Content (course unit)

Course content is:
- Data collection and Data Preprocessing
- Visual analytics process
- Basic methods of Statistics and Classical Data Analysis
- Data analysis with Analytics Tools and Python
- Visualization models
- Critical evaluation of results

Further information (course unit)

Includes content of previous Mathematics 3 course. The course eliminates duplication observed in courses.

Assessment criteria, satisfactory (1-2) (course unit)

Student can sufficiently implement data collection and data preprocessing for a given task. Student knows how to implement visual analytics processes. Student knows some basic methods of statistics and classical data analysis. The student can solve some given data analysis problems with analytics tools or python. Student can use given visualization models. Student understands the meaning of the results.

Assessment criteria, good (3-4) (course unit)

Student can implement data collection and data preprocessing for a given task. Student can implement visual analytics processes. Student knows and understands basic methods of statistics and classical data analysis. The student can solve given data analysis problems with analytics tools and python. Student knows and can exploit given visualization models. Student can evaluate the meaning of the results.

Assessment criteria, excellent (5) (course unit)

Student can implement data collection and data preprocessing with the appropriate methods. Student can implement various visual analytics processes. Student knows and understands in depth basic methods of statistics and classical data analysis. The student can solve versatile data analysis problems with analytics tools and python. Student knows and can exploit visualization models as appropriate. Student can critically evaluate and interpret the meaning of the results.

Exam schedules

No exam.

Assessment scale

0-5

Teaching methods

Contact teaching
Assignments (the primary learning method)
Group work and presentation

Learning materials

Moodle course with links to additional material.

Student workload

See the period timetable. See the Moodle course for instructions when and how to attend the contact teaching hours.

Further information

NOTE: In accordance with the current Covid-19 guidelines, teaching in the Industrial Technology Unit shall be arranged (at least) UNTIL January 16, 2022 ONLY ONLINE.I .e. the course at least starts remotely via MS Teams.

Old info (prior to the aforementioned covid instructions): By default, the course would be organized f2f at TAMK main campus (partial remote or hybrid participation via MS Teams might be available). See the Moodle course for instructions how to attend the contact teaching hours: https://moodle.tuni.fi/course/view.php?id=24456 . Please note that any additional covid restrictions might imply organizational changes to the course.

Assessment criteria - fail (0) (Not in use, Look at the Assessment criteria above)

Less than 30% of the exercises completed.

Assessment criteria - satisfactory (1-2) (Not in use, Look at the Assessment criteria above)

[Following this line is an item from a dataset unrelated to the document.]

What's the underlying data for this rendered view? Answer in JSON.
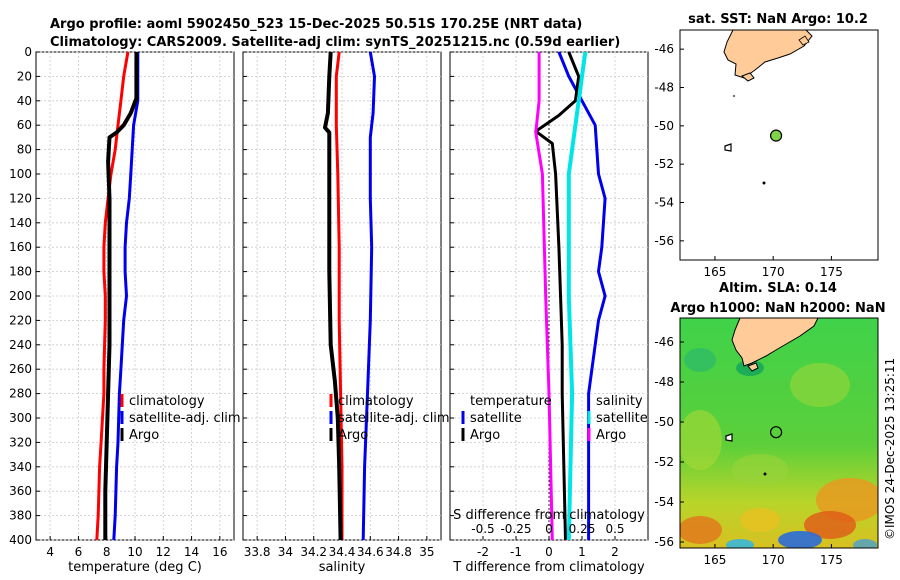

The student is familiar with the essential concepts and can implement simple applications with specific instructions. At least 30% of the exercises completed.

Assessment criteria - good (3-4) (Not in use, Look at the Assessment criteria above)

The student is familiar with the basic concepts and can implement simple applications autonomously. At least 60% of the exercises completed.

Assessment criteria - excellent (5) (Not in use, Look at the Assessment criteria above)

The student is familiar with the main concepts, is able to critically evaluate application requirements, and can implement realistic applications autonomously. At least 90% of the exercises completed. A good group work completed and presented.